Peremajaan Sawit Rakyat (PSR) berpeluang mendukung ekspor dan kesejahteraan petani sawit. Wacana ini disampaikan oleh Prof. Dr. Sri Adiningsih, M.Si Guru Besar Fakultas Ekonomi dan Bisnis, Universitas Gajah Mada (UGM).
Prof. Sri Adiningsih menjelaskan saat ini pengelolaan perkebunan sawit di Indonesia dikelola oleh perusahaan besar nasional, perusahaan besar swasta dan petani rakyat. “Lebih dari 40% perkebunan sawit dikelola masyarakat (rakyat) yang tersebar di beberapa daerah di Indonesia,” jelasnya.

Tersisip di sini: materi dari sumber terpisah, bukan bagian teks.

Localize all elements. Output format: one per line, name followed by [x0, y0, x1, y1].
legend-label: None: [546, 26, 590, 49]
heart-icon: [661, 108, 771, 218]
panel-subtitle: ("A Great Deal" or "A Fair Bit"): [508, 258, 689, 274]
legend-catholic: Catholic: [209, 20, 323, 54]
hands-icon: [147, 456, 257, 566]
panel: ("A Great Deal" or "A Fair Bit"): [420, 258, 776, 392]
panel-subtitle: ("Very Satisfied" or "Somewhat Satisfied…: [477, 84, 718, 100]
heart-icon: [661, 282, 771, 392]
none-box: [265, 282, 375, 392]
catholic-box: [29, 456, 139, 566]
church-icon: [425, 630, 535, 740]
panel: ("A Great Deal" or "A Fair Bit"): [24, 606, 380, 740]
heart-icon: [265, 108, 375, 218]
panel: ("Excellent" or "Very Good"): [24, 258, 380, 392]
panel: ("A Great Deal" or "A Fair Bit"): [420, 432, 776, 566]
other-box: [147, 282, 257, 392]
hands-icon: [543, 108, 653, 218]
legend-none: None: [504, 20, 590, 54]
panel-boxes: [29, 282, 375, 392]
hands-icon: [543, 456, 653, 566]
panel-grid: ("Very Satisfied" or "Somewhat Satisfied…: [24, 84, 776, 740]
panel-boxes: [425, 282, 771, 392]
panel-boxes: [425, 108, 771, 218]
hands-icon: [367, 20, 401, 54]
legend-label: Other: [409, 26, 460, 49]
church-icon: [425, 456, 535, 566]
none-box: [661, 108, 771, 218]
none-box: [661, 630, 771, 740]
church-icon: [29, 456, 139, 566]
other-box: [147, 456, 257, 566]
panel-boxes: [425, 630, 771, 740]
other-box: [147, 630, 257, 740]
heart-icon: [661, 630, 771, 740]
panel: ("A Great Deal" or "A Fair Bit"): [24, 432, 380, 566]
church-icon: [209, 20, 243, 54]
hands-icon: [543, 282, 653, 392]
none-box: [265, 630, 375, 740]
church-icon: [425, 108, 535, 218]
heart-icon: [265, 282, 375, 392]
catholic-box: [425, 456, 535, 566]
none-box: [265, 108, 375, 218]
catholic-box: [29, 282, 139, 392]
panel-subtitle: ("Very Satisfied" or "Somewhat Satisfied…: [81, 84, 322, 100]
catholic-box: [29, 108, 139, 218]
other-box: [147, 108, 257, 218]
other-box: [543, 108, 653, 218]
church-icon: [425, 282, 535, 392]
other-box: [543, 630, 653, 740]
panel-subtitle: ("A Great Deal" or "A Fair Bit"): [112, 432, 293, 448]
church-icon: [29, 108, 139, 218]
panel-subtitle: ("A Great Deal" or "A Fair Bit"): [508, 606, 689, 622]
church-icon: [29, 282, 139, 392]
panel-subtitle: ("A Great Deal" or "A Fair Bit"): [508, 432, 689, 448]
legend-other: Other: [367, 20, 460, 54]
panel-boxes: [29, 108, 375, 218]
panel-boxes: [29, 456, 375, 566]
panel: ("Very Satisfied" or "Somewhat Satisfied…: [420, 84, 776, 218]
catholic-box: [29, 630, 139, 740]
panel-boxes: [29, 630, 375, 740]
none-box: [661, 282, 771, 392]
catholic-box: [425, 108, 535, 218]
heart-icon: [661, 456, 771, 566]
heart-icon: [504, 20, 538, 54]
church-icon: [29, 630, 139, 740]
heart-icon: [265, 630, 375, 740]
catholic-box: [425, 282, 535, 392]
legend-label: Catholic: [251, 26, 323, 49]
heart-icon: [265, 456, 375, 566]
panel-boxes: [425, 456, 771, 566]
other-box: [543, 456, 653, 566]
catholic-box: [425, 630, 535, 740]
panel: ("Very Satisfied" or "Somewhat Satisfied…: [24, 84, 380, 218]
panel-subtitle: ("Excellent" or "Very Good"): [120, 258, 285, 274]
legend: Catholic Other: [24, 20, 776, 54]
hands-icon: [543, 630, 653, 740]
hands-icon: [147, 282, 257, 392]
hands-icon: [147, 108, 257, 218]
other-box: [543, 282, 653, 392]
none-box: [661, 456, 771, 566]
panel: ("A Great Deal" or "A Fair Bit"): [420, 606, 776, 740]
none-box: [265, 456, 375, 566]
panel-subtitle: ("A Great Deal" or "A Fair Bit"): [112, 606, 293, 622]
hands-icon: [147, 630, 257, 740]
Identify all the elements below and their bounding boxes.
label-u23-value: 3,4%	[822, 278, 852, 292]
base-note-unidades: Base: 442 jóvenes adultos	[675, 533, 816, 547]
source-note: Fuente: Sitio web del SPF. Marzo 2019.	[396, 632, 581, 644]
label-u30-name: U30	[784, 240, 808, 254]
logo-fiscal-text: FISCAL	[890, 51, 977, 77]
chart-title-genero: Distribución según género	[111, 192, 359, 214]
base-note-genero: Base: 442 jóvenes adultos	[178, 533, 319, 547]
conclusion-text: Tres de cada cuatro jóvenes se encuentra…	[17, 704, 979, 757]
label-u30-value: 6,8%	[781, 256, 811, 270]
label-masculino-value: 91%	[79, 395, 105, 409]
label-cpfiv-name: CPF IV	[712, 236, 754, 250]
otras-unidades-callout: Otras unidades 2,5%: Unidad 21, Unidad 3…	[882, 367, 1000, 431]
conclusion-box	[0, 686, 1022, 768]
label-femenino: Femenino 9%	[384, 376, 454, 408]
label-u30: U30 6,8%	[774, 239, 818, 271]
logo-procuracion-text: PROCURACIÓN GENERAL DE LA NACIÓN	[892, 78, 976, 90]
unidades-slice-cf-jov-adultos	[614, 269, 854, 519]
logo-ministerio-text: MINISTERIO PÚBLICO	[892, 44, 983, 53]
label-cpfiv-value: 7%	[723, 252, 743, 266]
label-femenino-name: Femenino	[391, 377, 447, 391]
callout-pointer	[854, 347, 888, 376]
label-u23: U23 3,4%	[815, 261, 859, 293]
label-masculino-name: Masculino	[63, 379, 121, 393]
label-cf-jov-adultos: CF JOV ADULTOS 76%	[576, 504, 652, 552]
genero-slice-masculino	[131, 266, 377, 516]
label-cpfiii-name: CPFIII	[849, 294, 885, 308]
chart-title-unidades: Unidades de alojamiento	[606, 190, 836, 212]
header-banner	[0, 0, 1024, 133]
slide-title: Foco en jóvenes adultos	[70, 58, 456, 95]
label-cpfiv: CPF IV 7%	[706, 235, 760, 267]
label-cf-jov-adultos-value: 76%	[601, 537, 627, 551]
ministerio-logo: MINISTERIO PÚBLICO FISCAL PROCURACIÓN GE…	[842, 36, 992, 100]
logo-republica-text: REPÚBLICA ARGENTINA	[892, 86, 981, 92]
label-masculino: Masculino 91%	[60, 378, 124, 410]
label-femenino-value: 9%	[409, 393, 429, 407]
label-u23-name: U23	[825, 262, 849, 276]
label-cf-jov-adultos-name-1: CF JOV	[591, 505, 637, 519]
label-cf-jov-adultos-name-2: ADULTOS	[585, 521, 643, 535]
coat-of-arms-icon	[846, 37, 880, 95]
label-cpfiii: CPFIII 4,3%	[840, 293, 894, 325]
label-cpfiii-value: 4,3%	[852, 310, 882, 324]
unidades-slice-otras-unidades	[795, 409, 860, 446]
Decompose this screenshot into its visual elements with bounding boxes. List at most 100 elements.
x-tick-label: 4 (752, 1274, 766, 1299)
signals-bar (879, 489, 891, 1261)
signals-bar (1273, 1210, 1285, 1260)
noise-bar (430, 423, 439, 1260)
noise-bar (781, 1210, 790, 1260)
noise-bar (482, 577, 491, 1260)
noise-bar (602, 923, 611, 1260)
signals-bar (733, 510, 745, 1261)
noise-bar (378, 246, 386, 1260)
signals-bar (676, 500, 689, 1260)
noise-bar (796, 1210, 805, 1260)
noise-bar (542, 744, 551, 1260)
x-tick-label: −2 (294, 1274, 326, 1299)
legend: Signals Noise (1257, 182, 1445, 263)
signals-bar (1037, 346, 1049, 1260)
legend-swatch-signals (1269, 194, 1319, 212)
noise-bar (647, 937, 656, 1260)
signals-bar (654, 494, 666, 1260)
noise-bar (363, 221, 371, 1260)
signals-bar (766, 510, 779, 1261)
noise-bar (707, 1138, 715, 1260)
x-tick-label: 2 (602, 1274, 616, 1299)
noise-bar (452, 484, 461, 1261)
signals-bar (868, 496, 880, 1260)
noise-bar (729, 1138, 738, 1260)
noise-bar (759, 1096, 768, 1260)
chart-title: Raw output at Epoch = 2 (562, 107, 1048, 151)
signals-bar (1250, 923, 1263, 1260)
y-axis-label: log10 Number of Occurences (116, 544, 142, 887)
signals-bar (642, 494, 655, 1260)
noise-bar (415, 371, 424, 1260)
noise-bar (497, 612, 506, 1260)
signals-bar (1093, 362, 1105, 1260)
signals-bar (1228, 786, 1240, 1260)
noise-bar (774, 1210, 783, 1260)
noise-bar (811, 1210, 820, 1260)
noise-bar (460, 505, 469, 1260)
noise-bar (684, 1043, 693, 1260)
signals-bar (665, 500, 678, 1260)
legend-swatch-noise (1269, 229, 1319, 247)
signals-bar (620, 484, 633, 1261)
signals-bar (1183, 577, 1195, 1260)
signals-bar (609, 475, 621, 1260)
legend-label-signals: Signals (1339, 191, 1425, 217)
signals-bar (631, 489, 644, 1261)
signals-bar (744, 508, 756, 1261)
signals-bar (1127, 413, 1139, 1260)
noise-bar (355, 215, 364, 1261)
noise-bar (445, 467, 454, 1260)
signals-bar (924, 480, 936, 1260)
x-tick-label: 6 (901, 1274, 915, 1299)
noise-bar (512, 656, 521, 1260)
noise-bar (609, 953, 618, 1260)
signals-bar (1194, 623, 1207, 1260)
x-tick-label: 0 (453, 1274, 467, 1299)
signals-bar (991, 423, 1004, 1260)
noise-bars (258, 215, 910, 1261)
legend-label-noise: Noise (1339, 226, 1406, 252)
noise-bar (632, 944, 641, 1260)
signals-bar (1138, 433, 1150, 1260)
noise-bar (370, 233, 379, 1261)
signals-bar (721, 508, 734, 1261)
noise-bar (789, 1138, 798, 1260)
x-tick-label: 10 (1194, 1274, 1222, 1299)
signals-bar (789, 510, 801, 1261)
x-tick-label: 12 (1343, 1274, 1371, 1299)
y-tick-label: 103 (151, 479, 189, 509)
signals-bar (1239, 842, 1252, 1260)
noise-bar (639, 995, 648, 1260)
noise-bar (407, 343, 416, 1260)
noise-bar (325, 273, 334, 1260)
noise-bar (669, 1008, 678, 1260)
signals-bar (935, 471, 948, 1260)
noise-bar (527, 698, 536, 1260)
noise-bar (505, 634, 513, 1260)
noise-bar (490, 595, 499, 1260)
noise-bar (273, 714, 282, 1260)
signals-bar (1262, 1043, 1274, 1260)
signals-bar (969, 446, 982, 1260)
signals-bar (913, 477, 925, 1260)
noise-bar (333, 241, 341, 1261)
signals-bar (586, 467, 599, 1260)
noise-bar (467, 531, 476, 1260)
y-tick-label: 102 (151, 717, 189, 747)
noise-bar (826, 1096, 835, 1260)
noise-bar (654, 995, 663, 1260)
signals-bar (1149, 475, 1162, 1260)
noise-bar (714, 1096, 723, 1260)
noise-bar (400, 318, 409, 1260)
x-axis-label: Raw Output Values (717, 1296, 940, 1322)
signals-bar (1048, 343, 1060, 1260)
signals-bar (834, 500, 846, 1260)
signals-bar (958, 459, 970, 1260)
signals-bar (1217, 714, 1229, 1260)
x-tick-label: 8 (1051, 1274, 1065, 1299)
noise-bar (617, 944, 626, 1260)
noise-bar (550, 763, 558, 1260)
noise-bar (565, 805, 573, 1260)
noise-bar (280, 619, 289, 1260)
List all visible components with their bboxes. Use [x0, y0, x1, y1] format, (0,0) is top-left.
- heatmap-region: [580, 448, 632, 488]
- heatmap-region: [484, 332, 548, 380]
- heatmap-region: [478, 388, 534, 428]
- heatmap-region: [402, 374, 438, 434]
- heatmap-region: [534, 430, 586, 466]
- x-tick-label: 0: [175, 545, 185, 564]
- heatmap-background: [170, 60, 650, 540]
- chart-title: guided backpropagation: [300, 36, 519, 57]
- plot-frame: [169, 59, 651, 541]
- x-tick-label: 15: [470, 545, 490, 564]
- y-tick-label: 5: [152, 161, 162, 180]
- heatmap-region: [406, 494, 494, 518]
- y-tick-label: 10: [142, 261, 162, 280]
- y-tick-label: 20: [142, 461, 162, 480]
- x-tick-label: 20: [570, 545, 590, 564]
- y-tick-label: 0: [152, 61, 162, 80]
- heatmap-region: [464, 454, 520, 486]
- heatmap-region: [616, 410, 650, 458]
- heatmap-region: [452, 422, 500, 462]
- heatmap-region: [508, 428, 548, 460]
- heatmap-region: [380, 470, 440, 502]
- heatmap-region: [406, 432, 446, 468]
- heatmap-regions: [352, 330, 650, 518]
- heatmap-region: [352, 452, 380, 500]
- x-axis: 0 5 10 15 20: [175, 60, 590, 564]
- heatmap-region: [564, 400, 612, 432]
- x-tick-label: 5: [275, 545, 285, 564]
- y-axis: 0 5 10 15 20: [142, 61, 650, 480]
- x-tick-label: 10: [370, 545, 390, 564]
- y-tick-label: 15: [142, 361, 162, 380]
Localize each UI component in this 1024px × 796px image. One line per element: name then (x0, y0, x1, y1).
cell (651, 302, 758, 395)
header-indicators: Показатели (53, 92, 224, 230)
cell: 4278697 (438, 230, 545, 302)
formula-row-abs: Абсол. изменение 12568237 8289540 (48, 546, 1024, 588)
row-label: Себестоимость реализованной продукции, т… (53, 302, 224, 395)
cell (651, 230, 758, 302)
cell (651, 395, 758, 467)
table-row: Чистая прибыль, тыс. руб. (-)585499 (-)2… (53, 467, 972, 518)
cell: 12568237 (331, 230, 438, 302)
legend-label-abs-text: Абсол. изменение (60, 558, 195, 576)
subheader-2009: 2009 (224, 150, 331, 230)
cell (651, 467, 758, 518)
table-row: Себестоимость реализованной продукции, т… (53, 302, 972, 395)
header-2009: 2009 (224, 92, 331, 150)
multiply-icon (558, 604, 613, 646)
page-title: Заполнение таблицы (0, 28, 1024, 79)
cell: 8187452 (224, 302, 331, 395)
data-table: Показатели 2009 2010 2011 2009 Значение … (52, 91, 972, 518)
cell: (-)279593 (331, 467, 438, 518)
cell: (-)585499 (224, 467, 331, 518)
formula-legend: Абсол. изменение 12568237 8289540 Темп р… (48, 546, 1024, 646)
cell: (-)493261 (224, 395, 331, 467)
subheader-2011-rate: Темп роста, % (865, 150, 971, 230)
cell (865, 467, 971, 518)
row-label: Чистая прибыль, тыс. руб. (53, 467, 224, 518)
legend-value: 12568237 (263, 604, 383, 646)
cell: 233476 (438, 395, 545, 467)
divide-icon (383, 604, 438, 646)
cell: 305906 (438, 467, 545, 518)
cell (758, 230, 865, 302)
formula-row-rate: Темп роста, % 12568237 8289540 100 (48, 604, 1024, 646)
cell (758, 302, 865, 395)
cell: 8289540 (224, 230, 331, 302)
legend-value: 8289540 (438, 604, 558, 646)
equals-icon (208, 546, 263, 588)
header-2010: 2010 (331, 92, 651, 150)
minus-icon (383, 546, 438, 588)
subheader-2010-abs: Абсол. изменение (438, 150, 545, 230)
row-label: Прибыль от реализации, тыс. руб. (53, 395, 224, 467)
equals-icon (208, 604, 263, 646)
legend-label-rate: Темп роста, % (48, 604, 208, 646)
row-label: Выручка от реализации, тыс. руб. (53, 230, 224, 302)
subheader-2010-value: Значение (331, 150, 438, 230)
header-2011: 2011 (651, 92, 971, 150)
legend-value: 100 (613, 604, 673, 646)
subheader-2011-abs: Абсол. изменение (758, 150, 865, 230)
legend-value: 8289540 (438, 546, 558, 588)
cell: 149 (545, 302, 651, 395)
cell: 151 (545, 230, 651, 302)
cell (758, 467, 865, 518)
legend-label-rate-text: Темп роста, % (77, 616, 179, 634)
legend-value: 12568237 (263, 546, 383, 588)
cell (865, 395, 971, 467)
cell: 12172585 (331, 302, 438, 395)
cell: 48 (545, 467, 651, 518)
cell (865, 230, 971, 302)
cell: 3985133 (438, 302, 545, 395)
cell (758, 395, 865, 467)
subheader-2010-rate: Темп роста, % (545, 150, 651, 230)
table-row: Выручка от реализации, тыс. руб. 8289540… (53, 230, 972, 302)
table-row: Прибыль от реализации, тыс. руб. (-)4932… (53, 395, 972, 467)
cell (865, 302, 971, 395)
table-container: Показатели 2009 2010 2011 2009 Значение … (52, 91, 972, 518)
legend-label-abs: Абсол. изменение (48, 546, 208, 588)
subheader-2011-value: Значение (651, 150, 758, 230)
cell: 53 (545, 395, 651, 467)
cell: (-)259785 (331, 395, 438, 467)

“Saya pernah mendatangi beberapa daerah sentra sawit di Indonesia. Meski produktivitas perkebunan sawit masih rendah dibanding perkebunan yang dikelola perusahaan besar nasional dan swasta. Tetapi yang menarik produktivitas sawit nasional dari tahun ke tahun trennya meningkat,” lanjutnya dalam diskusi virtual pada April kemarin.
Kendati, secara nasional produktifitas sawit trennya mengalami peningkatan. Tetapi bukan berarti, perkebunan sawit yang dikelola rakyat tidak menghadapi kendala atau tantangan.
“Perkebunan sawit rakyat menghadapi berbagai tantangan salah satunya rendahnya produktivitas. Banyak petani sawit yang membudidaya tanaman kelapa sawit tidak sesuai standar, di antaranya menggunakan bibit asalan (tidak bersertifikat) yang mengakibatkan produktivitas rendah dibanding perusahaan swasta dan nasional,” ujar Sri Adiningsih yang menjabat Dewan Pertimbangan Presiden periode 2015-2019.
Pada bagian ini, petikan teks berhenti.